Daylight Savings Time in WinPE

A number of WinPE enthusiasts have expressed concern that Daylight Savings Time (DST) is not supported in WinPE.  DST is the practice of setting clocks forward one hour in the spring and back one hour in the fall.  WinPE ignores DST, so if you are running your WinPE system during a transition period the time reported by the computer won't change (and will become incorrect).

Although we periodically hear complaints about this, we can't implement DST in WinPE for technical reasons stemming from the way Windows uses the BIOS clock to store time.  For historical reasons, Windows keeps the BIOS clock set to local time.  When it first runs after daylight savings time begins, Windows will update the BIOS clock with the new time and set a flag in the registry to mark that DST is enabled.  The prevents Windows from setting the clock forward more than once.

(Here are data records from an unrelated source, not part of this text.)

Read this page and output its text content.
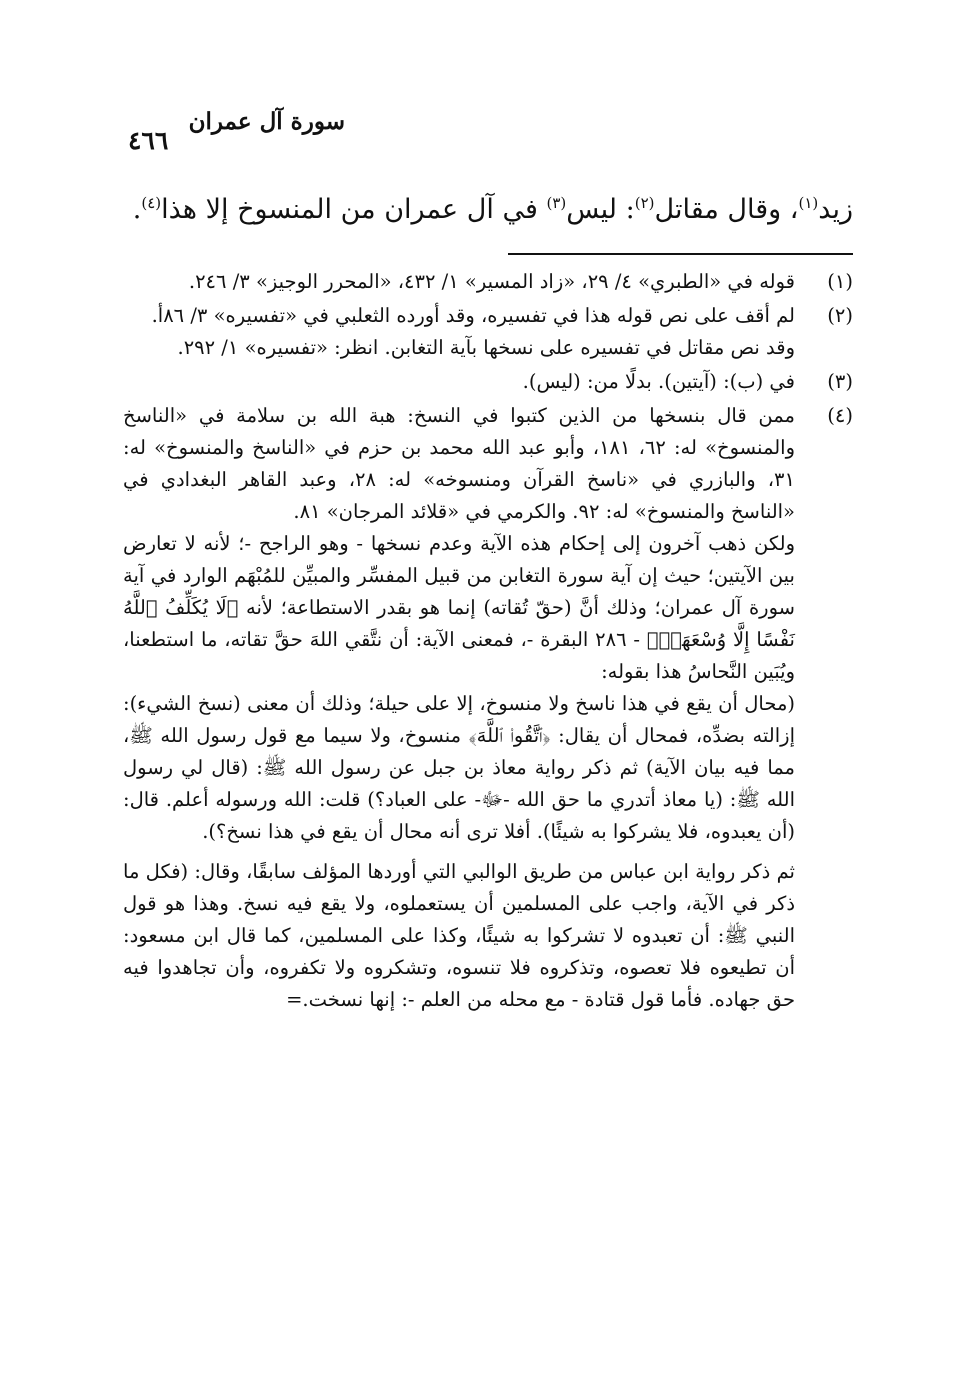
سورة آل عمران
٤٦٦
زيد$^{(١)}$، وقال مقاتل$^{(٢)}$: ليس$^{(٣)}$ في آل عمران من المنسوخ إلا هذا$^{(٤)}$.
(١)

قوله في «الطبري» ٤/ ٢٩، «زاد المسير» ١/ ٤٣٢، «المحرر الوجيز» ٣/ ٢٤٦.

(٢)

لم أقف على نص قوله هذا في تفسيره، وقد أورده الثعلبي في «تفسيره» ٣/ ٨٦أ.

وقد نص مقاتل في تفسيره على نسخها بآية التغابن. انظر: «تفسيره» ١/ ٢٩٢.

(٣)

في (ب): (آيتين). بدلًا من: (ليس).

(٤)

ممن قال بنسخها من الذين كتبوا في النسخ: هبة الله بن سلامة في «الناسخ والمنسوخ» له: ٦٢، ١٨١، وأبو عبد الله محمد بن حزم في «الناسخ والمنسوخ» له: ٣١، والبازري في «ناسخ القرآن ومنسوخه» له: ٢٨، وعبد القاهر البغدادي في «الناسخ والمنسوخ» له: ٩٢. والكرمي في «قلائد المرجان» ٨١.

ولكن ذهب آخرون إلى إحكام هذه الآية وعدم نسخها - وهو الراجح -؛ لأنه لا تعارض بين الآيتين؛ حيث إن آية سورة التغابن من قبيل المفسِّر والمبيِّن للمُبْهَم الوارد في آية سورة آل عمران؛ وذلك أنَّ (حقّ تُقاته) إنما هو بقدر الاستطاعة؛ لأنه ﴿لَا يُكَلِّفُ ٱللَّهُ نَفْسًا إِلَّا وُسْعَهَاۚ﴾ - ٢٨٦ البقرة -، فمعنى الآية: أن نتَّقي اللهَ حقَّ تقاته، ما استطعنا، ويُبَين النَّحاسُ هذا بقوله:

(محال أن يقع في هذا ناسخ ولا منسوخ، إلا على حيلة؛ وذلك أن معنى (نسخ الشيء): إزالته بضدِّه، فمحال أن يقال: ﴿ٱتَّقُوا۟ ٱللَّهَ﴾ منسوخ، ولا سيما مع قول رسول الله ﷺ، مما فيه بيان الآية) ثم ذكر رواية معاذ بن جبل عن رسول الله ﷺ: (قال لي رسول الله ﷺ: (يا معاذ أتدري ما حق الله -ﷻ- على العباد؟) قلت: الله ورسوله أعلم. قال: (أن يعبدوه، فلا يشركوا به شيئًا). أفلا ترى أنه محال أن يقع في هذا نسخ؟).

ثم ذكر رواية ابن عباس من طريق الوالبي التي أوردها المؤلف سابقًا، وقال: (فكل ما ذكر في الآية، واجب على المسلمين أن يستعملوه، ولا يقع فيه نسخ. وهذا هو قول النبي ﷺ: أن تعبدوه لا تشركوا به شيئًا، وكذا على المسلمين، كما قال ابن مسعود: أن تطيعوه فلا تعصوه، وتذكروه فلا تنسوه، وتشكروه ولا تكفروه، وأن تجاهدوا فيه حق جهاده. فأما قول قتادة - مع محله من العلم -: إنها نسخت.=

In WinPE, the registry does not preserve changes across reboots.  This leaves us with two choices if we insist on enabling DST.  We could either leave the flag unchanged, which means WinPE would set your BIOS clock forward every reboot for a period after the spring transition.  Alternately, we could set the flag permanently in the offline WinPE image, which would cause WinPE to set the BIOS clock backwards every reboot for a period after the fall transition.  Either option is less desirable than just not touching the BIOS clock at all, which is the solution we ended up with.

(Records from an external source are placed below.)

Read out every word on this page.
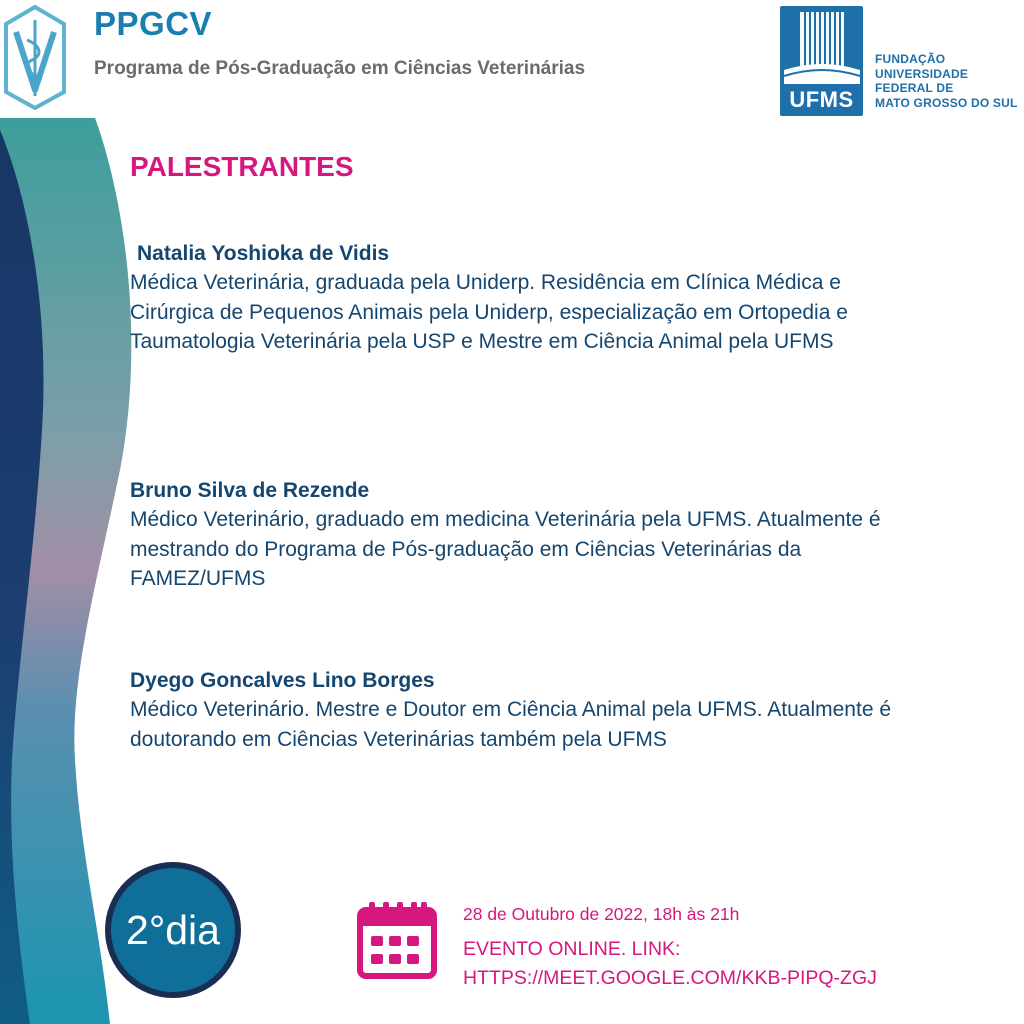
PPGCV
Programa de Pós-Graduação em Ciências Veterinárias
UFMS
FUNDAÇÃO
UNIVERSIDADE
FEDERAL DE
MATO GROSSO DO SUL
PALESTRANTES
Natalia Yoshioka de Vidis
Médica Veterinária, graduada pela Uniderp. Residência em Clínica Médica e Cirúrgica de Pequenos Animais pela Uniderp, especialização em Ortopedia e Taumatologia Veterinária pela USP e Mestre em Ciência Animal pela UFMS
Bruno Silva de Rezende
Médico Veterinário, graduado em medicina Veterinária pela UFMS. Atualmente é mestrando do Programa de Pós-graduação em Ciências Veterinárias da FAMEZ/UFMS
Dyego Goncalves Lino Borges
Médico Veterinário. Mestre e Doutor em Ciência Animal pela UFMS. Atualmente é doutorando em Ciências Veterinárias também pela UFMS
2°dia	28 de Outubro de 2022, 18h às 21h
EVENTO ONLINE. LINK:
HTTPS://MEET.GOOGLE.COM/KKB-PIPQ-ZGJ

If the BIOS clock of a Windows computer is already in local time, why must you set the timezone of an offline WinPE image?  As it turns out, NTFS keeps its own timestamps in UTC, which it calculates by subtracting the timezone offset from the local time in the BIOS clock. If you fail to correctly set the timezone offset, your NTFS timestamps (such as file creation or modification) will be incorrect.